O dólar fortalecido ante as demais moedas, acrescenta Bianchi, é desfavorável para todos, inclusive para os Estados Unidos, que perdem competitividade e se tornam caros. A perspectiva de crescimento é reduzida e se adiciona uma pitada extra de inflação na economia mundial, pois todas as compras em moeda norte-americana se tornam mais caras, esclarece Bianchi.
Eduardo Tellechea Cairoli, CEO da Privatto Multi Family Office, complementa que, nesse cenário, a robustez do real, além de limitar a volatilidade do câmbio nas eleições, denota que a economia nacional vai se beneficiar. Ele interpreta que, no momento marcado pela crise mundial, os mercados emergentes – caso do Brasil – passam a serem vistos como alternativa para alocação de recursos. O resultado: maior apreciação para a moeda nacional.

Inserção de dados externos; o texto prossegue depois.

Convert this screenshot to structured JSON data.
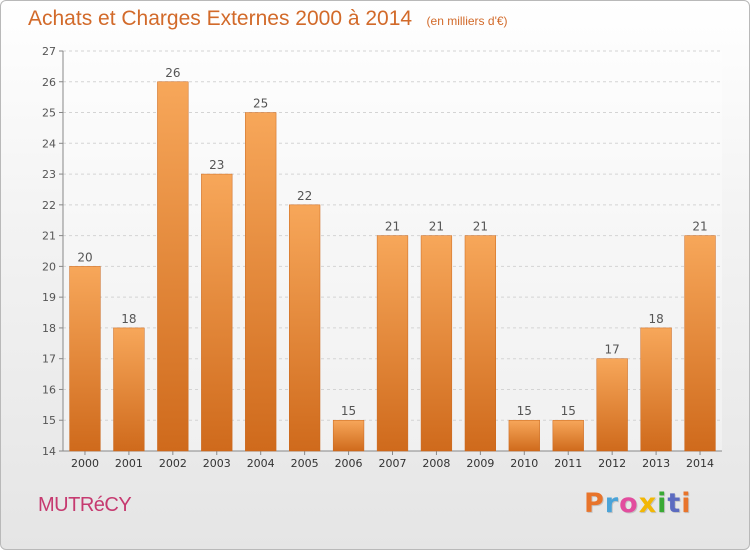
{
  "header": {
    "title": "Achats et Charges Externes 2000 à 2014",
    "subtitle": "(en milliers d'€)"
  },
  "footer": {
    "commune": "MUTRéCY",
    "brand": "Proxiti",
    "brand_colors": [
      "#e8742b",
      "#4aa3d8",
      "#e24d9e",
      "#f2b705",
      "#3aaa35",
      "#5c6bc0",
      "#e8742b"
    ]
  },
  "colors": {
    "bar_light": "#f7a75a",
    "bar_dark": "#cf6a1c",
    "text": "#d26a2a",
    "commune": "#c63a70"
  },
  "chart_data": {
    "type": "bar",
    "categories": [
      "2000",
      "2001",
      "2002",
      "2003",
      "2004",
      "2005",
      "2006",
      "2007",
      "2008",
      "2009",
      "2010",
      "2011",
      "2012",
      "2013",
      "2014"
    ],
    "values": [
      20,
      18,
      26,
      23,
      25,
      22,
      15,
      21,
      21,
      21,
      15,
      15,
      17,
      18,
      21
    ],
    "title": "Achats et Charges Externes 2000 à 2014",
    "subtitle": "(en milliers d'€)",
    "xlabel": "",
    "ylabel": "",
    "ylim": [
      14,
      27
    ],
    "yticks": [
      14,
      15,
      16,
      17,
      18,
      19,
      20,
      21,
      22,
      23,
      24,
      25,
      26,
      27
    ],
    "grid": true,
    "data_labels": true,
    "legend": "none"
  }
}
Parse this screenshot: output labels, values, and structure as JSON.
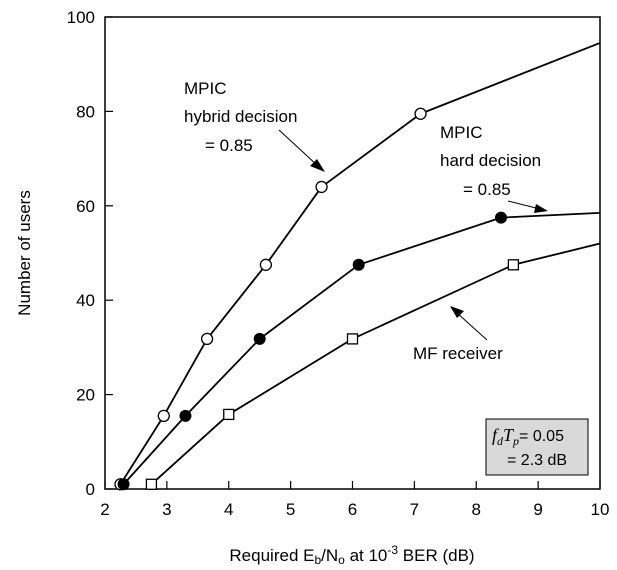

Já Bianchi credita o panorama positivo, em parte, ao mérito da agenda de exportações, e em outra, por um movimento de “devolução” do excesso da desvalorização do real entre 2020 e 2021, provocada por um ambiente de juros baixos (chegaram a 2%) que gerou uma fuga de capital estrangeiro da economia. Com menos dólares em casa, cresce a desvalorização, salienta.
Após a correção dos juros e do avançado processo de combate à inflação interna, o peso das eleições no mercado de câmbio é leve, comenta Bianchi, porque, a partir de agora, os prognósticos indicam projeção de queda para a moeda norte-americana. Ele conclui que, independentemente de quem vença as eleições, haverá o benefício de uma nova onda favorável no câmbio e cotações em níveis inferiores aos R$ 5 já frequentam as expectativas dos analistas:
— O presidente eleito pode até alegar que foi competente para baixar o câmbio no pós-eleição, mas o movimento não será pessoalizado, é o vento de fora que soprará mais forte. Se não houver “esbórnia” econômica, será possível e muito importante aproveitar esse momento.